Caregivers generally fall into two camps – family (unpaid) and professional (non-medical) caregivers. Family caregivers, providing the informal care necessary to keep frail elders independent, perform the highly stressful and underappreciated role with limited support. The lifetime cost of being a caregiver (in terms of missed earnings) is more than $300,000, according to a 2011 MetLife study – billions of dollars if the 44m unpaid caregivers in the US were compensated at the market rate. However, family caregivers are generally not rewarded financially, and often suffer professionally and personally. A family caregiver can expect a 19% reduction in their professional productivity, incur significant stress, and face accelerated decline into their own chronic disease or depression.

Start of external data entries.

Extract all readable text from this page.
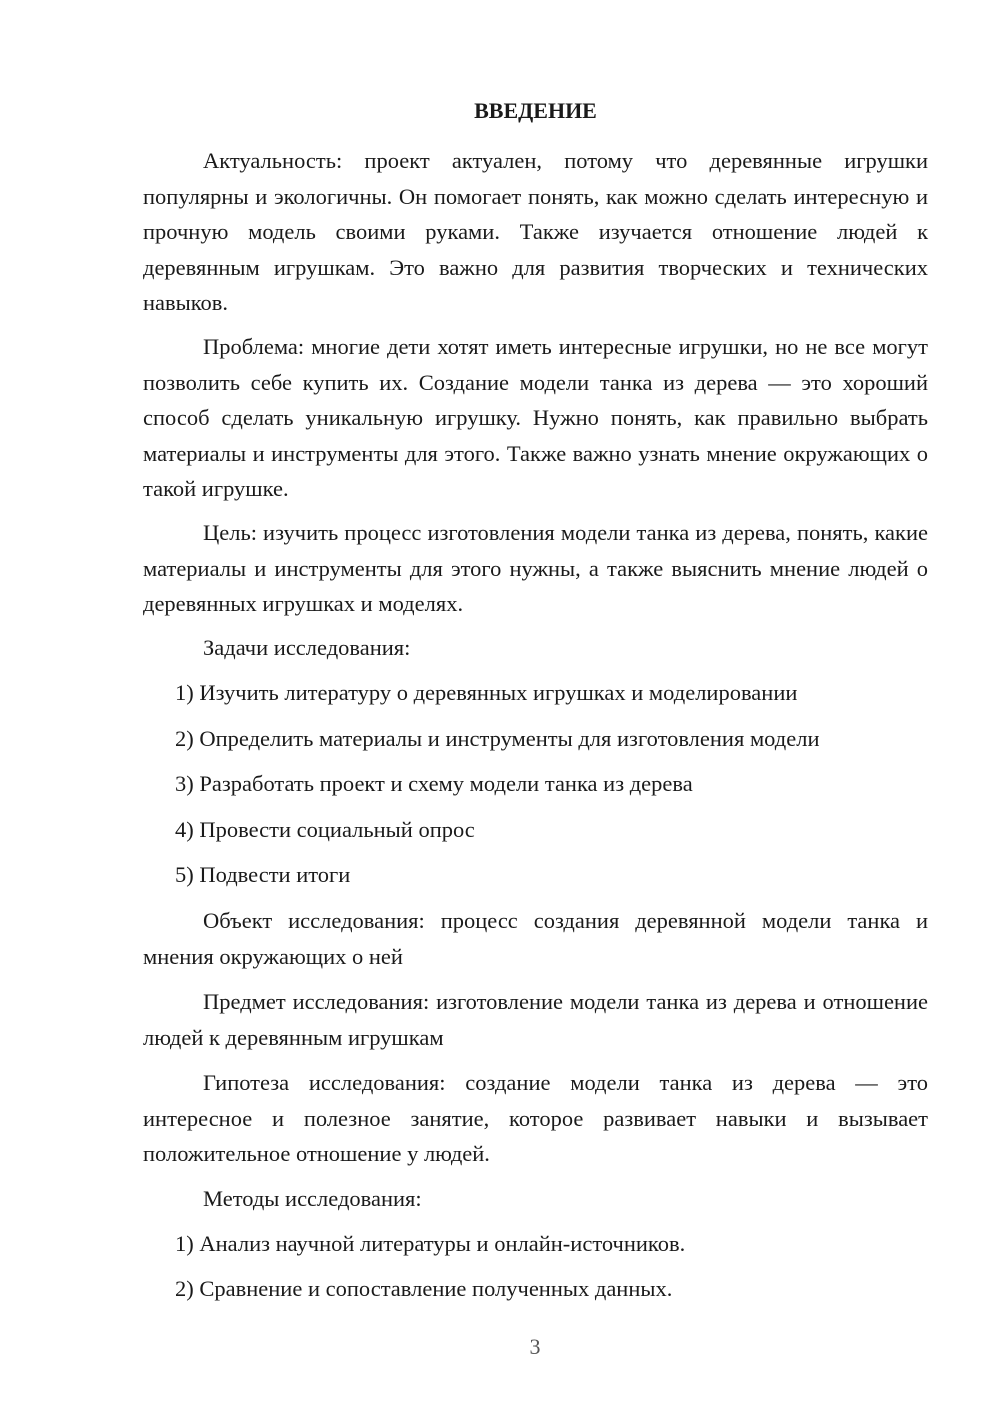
ВВЕДЕНИЕ

Актуальность: проект актуален, потому что деревянные игрушки популярны и экологичны. Он помогает понять, как можно сделать интересную и прочную модель своими руками. Также изучается отношение людей к деревянным игрушкам. Это важно для развития творческих и технических навыков.

Проблема: многие дети хотят иметь интересные игрушки, но не все могут позволить себе купить их. Создание модели танка из дерева — это хороший способ сделать уникальную игрушку. Нужно понять, как правильно выбрать материалы и инструменты для этого. Также важно узнать мнение окружающих о такой игрушке.

Цель: изучить процесс изготовления модели танка из дерева, понять, какие материалы и инструменты для этого нужны, а также выяснить мнение людей о деревянных игрушках и моделях.

Задачи исследования:

1) Изучить литературу о деревянных игрушках и моделировании

2) Определить материалы и инструменты для изготовления модели

3) Разработать проект и схему модели танка из дерева

4) Провести социальный опрос

5) Подвести итоги

Объект исследования: процесс создания деревянной модели танка и мнения окружающих о ней

Предмет исследования: изготовление модели танка из дерева и отношение людей к деревянным игрушкам

Гипотеза исследования: создание модели танка из дерева — это интересное и полезное занятие, которое развивает навыки и вызывает положительное отношение у людей.

Методы исследования:

1) Анализ научной литературы и онлайн-источников.

2) Сравнение и сопоставление полученных данных.

3
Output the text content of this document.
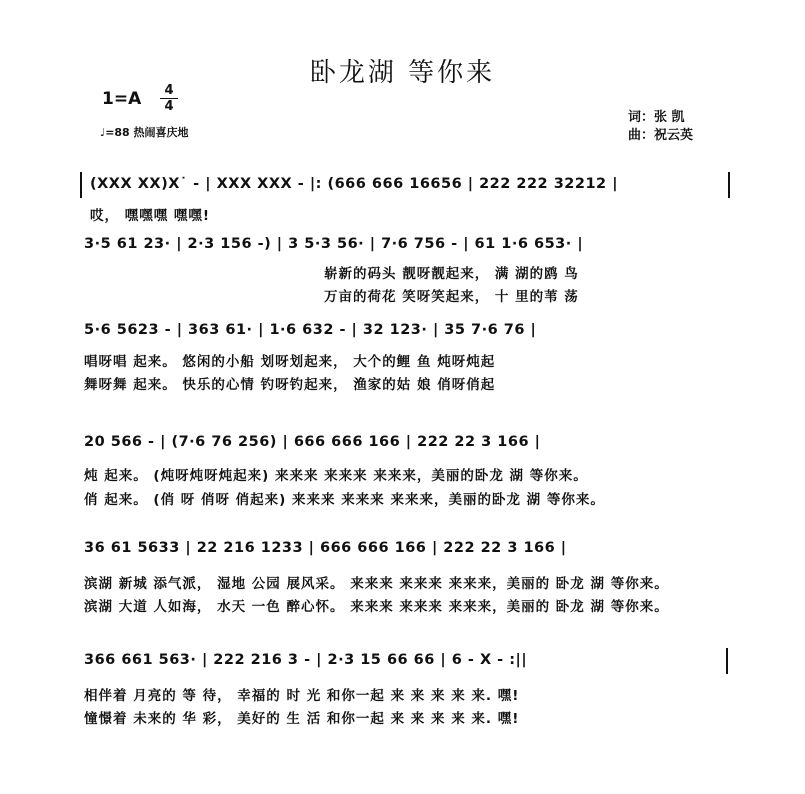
卧龙湖 等你来
1=A	4
4
♩=88 热闹喜庆地
词：张 凯
曲：祝云英
(XXX XX)X˙ - | XXX XXX - |: (666 666 16656 | 222 222 32212 |
哎， 嘿嘿嘿 嘿嘿!
3·5 61 23· | 2·3 156 -) | 3 5·3 56· | 7·6 756 - | 61 1·6 653· |
崭新的码头 靓呀靓起来， 满 湖的鸥 鸟
万亩的荷花 笑呀笑起来， 十 里的苇 荡
5·6 5623 - | 363 61· | 1·6 632 - | 32 123· | 35 7·6 76 |
唱呀唱 起来。 悠闲的小船 划呀划起来， 大个的鲤 鱼 炖呀炖起
舞呀舞 起来。 快乐的心情 钓呀钓起来， 渔家的姑 娘 俏呀俏起
20 566 - | (7·6 76 256) | 666 666 166 | 222 22 3 166 |
炖 起来。 (炖呀炖呀炖起来) 来来来 来来来 来来来，美丽的卧龙 湖 等你来。
俏 起来。 (俏 呀 俏呀 俏起来) 来来来 来来来 来来来，美丽的卧龙 湖 等你来。
36 61 5633 | 22 216 1233 | 666 666 166 | 222 22 3 166 |
滨湖 新城 添气派， 湿地 公园 展风采。 来来来 来来来 来来来，美丽的 卧龙 湖 等你来。
滨湖 大道 人如海， 水天 一色 醉心怀。 来来来 来来来 来来来，美丽的 卧龙 湖 等你来。
366 661 563· | 222 216 3 - | 2·3 15 66 66 | 6 - X - :||
相伴着 月亮的 等 待， 幸福的 时 光 和你一起 来 来 来 来 来. 嘿!
憧憬着 未来的 华 彩， 美好的 生 活 和你一起 来 来 来 来 来. 嘿!
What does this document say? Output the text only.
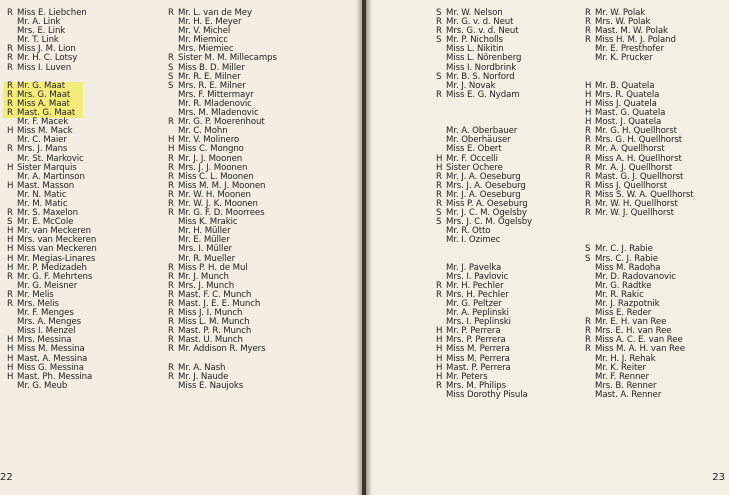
R Miss E. Liebchen
Mr. A. Link
Mrs. E. Link
Mr. T. Link
R Miss J. M. Lion
R Mr. H. C. Lotsy
R Miss I. Luven
R Mr. G. Maat
R Mrs. G. Maat
R Miss A. Maat
R Mast. G. Maat
Mr. F. Macek
H Miss M. Mack
Mr. C. Maier
R Mrs. J. Mans
Mr. St. Markovic
H Sister Marquis
Mr. A. Martinson
H Mast. Masson
Mr. N. Matic
Mr. M. Matic
R Mr. S. Maxelon
S Mr. E. McCole
H Mr. van Meckeren
H Mrs. van Meckeren
H Miss van Meckeren
H Mr. Megias-Linares
H Mr. P. Medizadeh
R Mr. G. F. Mehrtens
Mr. G. Meisner
R Mr. Melis
R Mrs. Melis
Mr. F. Menges
Mrs. A. Menges
Miss I. Menzel
H Mrs. Messina
H Miss M. Messina
H Mast. A. Messina
H Miss G. Messina
H Mast. Ph. Messina
Mr. G. Meub
R Mr. L. van de Mey
Mr. H. E. Meyer
Mr. V. Michel
Mr. Miemicc
Mrs. Miemiec
R Sister M. M. Millecamps
S Miss B. D. Miller
S Mr. R. E. Milner
S Mrs. R. E. Milner
Mrs. F. Mittermayr
Mr. R. Mladenovic
Mrs. M. Mladenovic
R Mr. G. P. Moerenhout
Mr. C. Mohn
H Mr. V. Molinero
H Miss C. Mongno
R Mr. J. J. Moonen
R Mrs. J. J. Moonen
R Miss C. L. Moonen
R Miss M. M. J. Moonen
R Mr. W. H. Moonen
R Mr. W. J. K. Moonen
R Mr. G. F. D. Moorrees
Miss K. Mrakic
Mr. H. Müller
Mr. E. Müller
Mrs. I. Müller
Mr. R. Mueller
R Miss P. H. de Mul
R Mr. J. Munch
R Mrs. J. Munch
R Mast. F. C. Munch
R Mast. J. E. E. Munch
R Miss J. I. Munch
R Miss L. M. Munch
R Mast. P. R. Munch
R Mast. U. Munch
R Mr. Addison R. Myers
R Mr. A. Nash
R Mr. J. Naude
Miss E. Naujoks
22
S Mr. W. Nelson
R Mr. G. v. d. Neut
R Mrs. G. v. d. Neut
S Mr. P. Nicholls
Miss L. Nikitin
Miss L. Nörenberg
Miss I. Nordbrink
S Mr. B. S. Norford
Mr. J. Novak
R Miss E. G. Nydam
Mr. A. Oberbauer
Mr. Oberhäuser
Miss E. Obert
H Mr. F. Occelli
H Sister Ochere
R Mr. J. A. Oeseburg
R Mrs. J. A. Oeseburg
R Mr. J. A. Oeseburg
R Miss P. A. Oeseburg
S Mr. J. C. M. Ogelsby
S Mrs. J. C. M. Ogelsby
Mr. R. Otto
Mr. I. Ozimec
Mr. J. Pavelka
Mrs. I. Pavlovic
R Mr. H. Pechler
R Mrs. H. Pechler
Mr. G. Peltzer
Mr. A. Peplinski
Mrs. I. Peplinski
H Mr. P. Perrera
H Mrs. P. Perrera
H Miss M. Perrera
H Miss M. Perrera
H Mast. P. Perrera
H Mr. Peters
R Mrs. M. Philips
Miss Dorothy Pisula
R Mr. W. Polak
R Mrs. W. Polak
R Mast. M. W. Polak
R Miss H. M. J. Poland
Mr. E. Presthofer
Mr. K. Prucker
H Mr. B. Quatela
H Mrs. R. Quatela
H Miss J. Quatela
H Mast. G. Quatela
H Most. J. Quatela
R Mr. G. H. Quellhorst
R Mrs. G. H. Quellhorst
R Mr. A. Quellhorst
R Miss A. H. Quellhorst
R Mr. A. J. Quellhorst
R Mast. G. J. Quellhorst
R Miss J. Quellhorst
R Miss S. W. A. Quellhorst
R Mr. W. H. Quellhorst
R Mr. W. J. Quellhorst
S Mr. C. J. Rabie
S Mrs. C. J. Rabie
Miss M. Radoha
Mr. D. Radovanovic
Mr. G. Radtke
Mr. R. Rakic
Mr. J. Razpotnik
Miss E. Reder
R Mr. E. H. van Ree
R Mrs. E. H. van Ree
R Miss A. C. E. van Ree
R Miss M. A. H. van Ree
Mr. H. J. Rehak
Mr. K. Reiter
Mr. F. Renner
Mrs. B. Renner
Mast. A. Renner
23
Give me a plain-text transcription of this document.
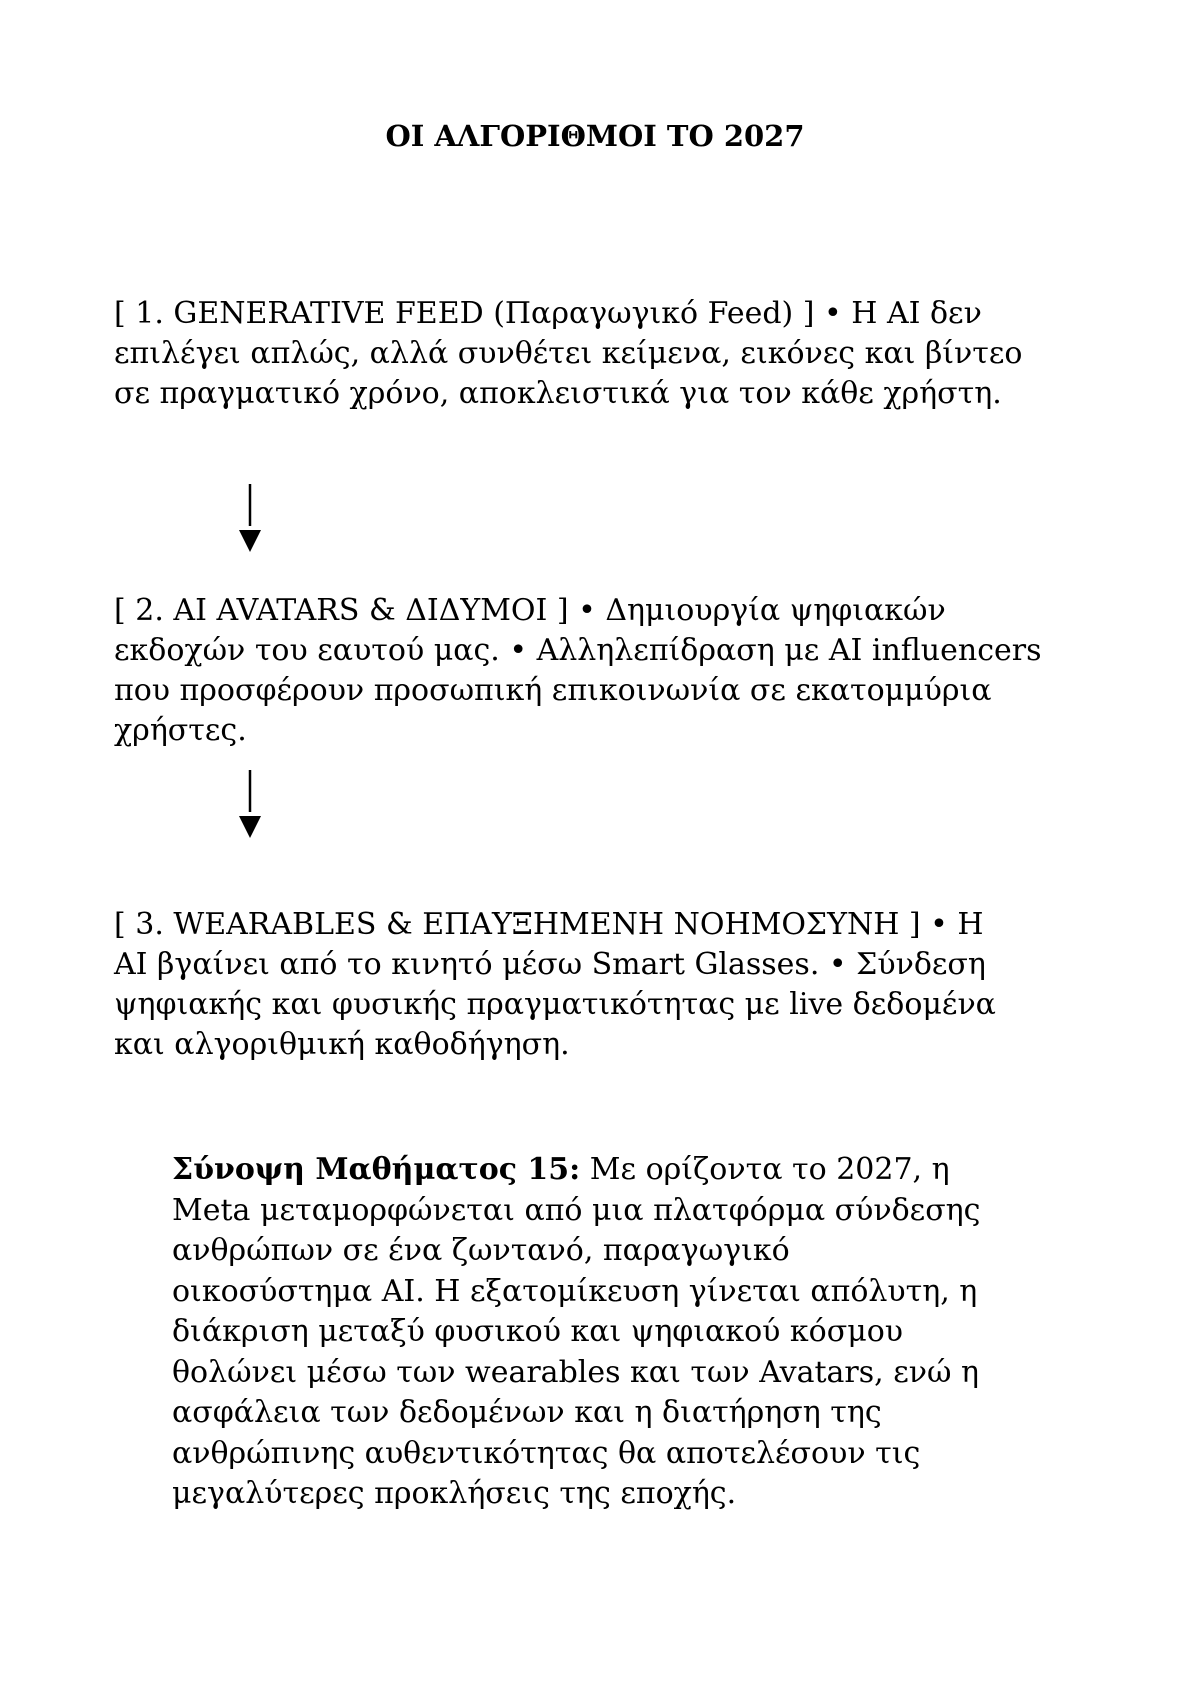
ΟΙ ΑΛΓΟΡΙΘΜΟΙ ΤΟ 2027
[ 1. GENERATIVE FEED (Παραγωγικό Feed) ] • Η AI δεν
επιλέγει απλώς, αλλά συνθέτει κείμενα, εικόνες και βίντεο
σε πραγματικό χρόνο, αποκλειστικά για τον κάθε χρήστη.
[ 2. AI AVATARS & ΔΙΔΥΜΟΙ ] • Δημιουργία ψηφιακών
εκδοχών του εαυτού μας. • Αλληλεπίδραση με AI influencers
που προσφέρουν προσωπική επικοινωνία σε εκατομμύρια
χρήστες.
[ 3. WEARABLES & ΕΠΑΥΞΗΜΕΝΗ ΝΟΗΜΟΣΥΝΗ ] • Η
AI βγαίνει από το κινητό μέσω Smart Glasses. • Σύνδεση
ψηφιακής και φυσικής πραγματικότητας με live δεδομένα
και αλγοριθμική καθοδήγηση.
Σύνοψη Μαθήματος 15: Με ορίζοντα το 2027, η
Meta μεταμορφώνεται από μια πλατφόρμα σύνδεσης
ανθρώπων σε ένα ζωντανό, παραγωγικό
οικοσύστημα AI. Η εξατομίκευση γίνεται απόλυτη, η
διάκριση μεταξύ φυσικού και ψηφιακού κόσμου
θολώνει μέσω των wearables και των Avatars, ενώ η
ασφάλεια των δεδομένων και η διατήρηση της
ανθρώπινης αυθεντικότητας θα αποτελέσουν τις
μεγαλύτερες προκλήσεις της εποχής.
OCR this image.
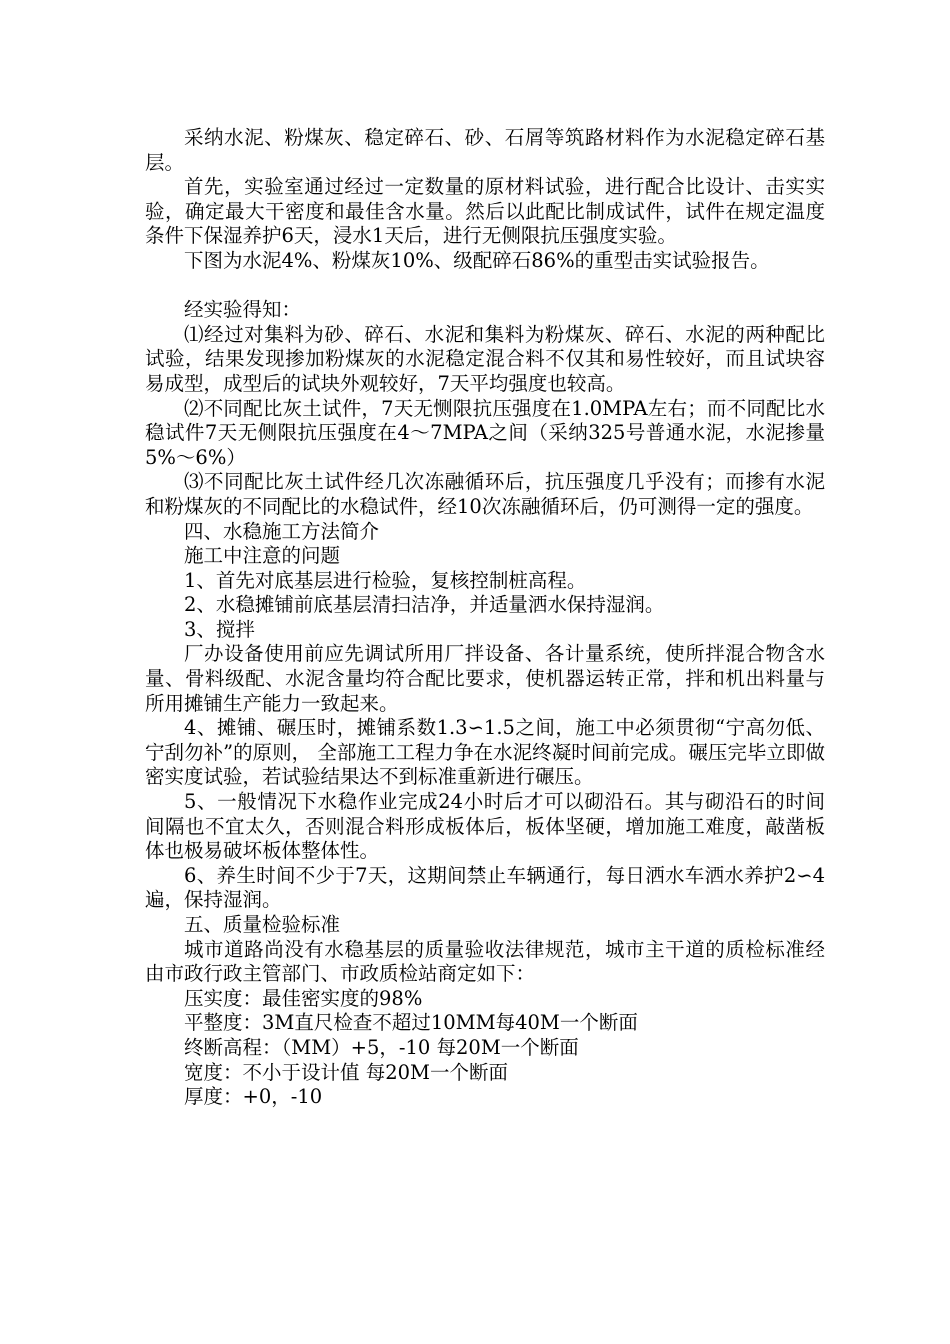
采纳水泥、粉煤灰、稳定碎石、砂、石屑等筑路材料作为水泥稳定碎石基层。

首先，实验室通过经过一定数量的原材料试验，进行配合比设计、击实实验，确定最大干密度和最佳含水量。然后以此配比制成试件，试件在规定温度条件下保湿养护6天，浸水1天后，进行无侧限抗压强度实验。

下图为水泥4%、粉煤灰10%、级配碎石86%的重型击实试验报告。

经实验得知：

⑴经过对集料为砂、碎石、水泥和集料为粉煤灰、碎石、水泥的两种配比试验，结果发现掺加粉煤灰的水泥稳定混合料不仅其和易性较好，而且试块容易成型，成型后的试块外观较好，7天平均强度也较高。

⑵不同配比灰土试件，7天无恻限抗压强度在1.0MPA左右；而不同配比水稳试件7天无侧限抗压强度在4～7MPA之间（采纳325号普通水泥，水泥掺量5%～6%）

⑶不同配比灰土试件经几次冻融循环后，抗压强度几乎没有；而掺有水泥和粉煤灰的不同配比的水稳试件，经10次冻融循环后，仍可测得一定的强度。

四、水稳施工方法简介

施工中注意的问题

1、首先对底基层进行检验，复核控制桩高程。

2、水稳摊铺前底基层清扫洁净，并适量洒水保持湿润。

3、搅拌

厂办设备使用前应先调试所用厂拌设备、各计量系统，使所拌混合物含水量、骨料级配、水泥含量均符合配比要求，使机器运转正常，拌和机出料量与所用摊铺生产能力一致起来。

4、摊铺、碾压时，摊铺系数1.3∽1.5之间，施工中必须贯彻“宁高勿低、宁刮勿补”的原则， 全部施工工程力争在水泥终凝时间前完成。碾压完毕立即做密实度试验，若试验结果达不到标准重新进行碾压。

5、一般情况下水稳作业完成24小时后才可以砌沿石。其与砌沿石的时间间隔也不宜太久，否则混合料形成板体后，板体坚硬，增加施工难度，敲凿板体也极易破坏板体整体性。

6、养生时间不少于7天，这期间禁止车辆通行，每日洒水车洒水养护2∽4遍，保持湿润。

五、质量检验标准

城市道路尚没有水稳基层的质量验收法律规范，城市主干道的质检标准经由市政行政主管部门、市政质检站商定如下：

压实度：最佳密实度的98%

平整度：3M直尺检查不超过10MM每40M一个断面

终断高程：（MM）+5，-10 每20M一个断面

宽度：不小于设计值 每20M一个断面

厚度：+0，-10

However, new caregiver platform services such as CareLinx, Honor and Hometeam are aiming to help family caregivers find professional aides and have been supported by over $100m in venture funding in 2015, while online portals (Unforgettable.org), social robots (Jibo) and on-site education and support (Care at Hand) will also change the picture by aiding care-coordination.
The need for care-coordination, where two or more participants (including the patient) organise appropriate healthcare services, increases significantly with older patients who are in multiple care settings over a long period of time, and may be less comfortable taking personal ownership of their care plan and using digital tracking technologies. It’s a necessary response to more fragmented care across multiple institutions, and is being initiated by new government policies that shift rewards from processes to outcomes. A new reimbursement model in the US pressures health providers to improve care coordination in order to improve patient outcomes and receive reimbursement. For example, hospitals are actively penalized if a patient returns to hospital for a recently treated condition, providing the motivation for the provider to check in regularly with their patient and deliver care in the community setting where possible.
Lowering hospital costs should lead to rewards for those developing innovation in home care. Maintaining human contact and overcoming isolation brought on by more people living at home alone will be an issue, though, as will introducing the new technologies and new models of care into the home care market in the first place. As we advance into a new model of care in the community, we should see costs come down and quality of care increase.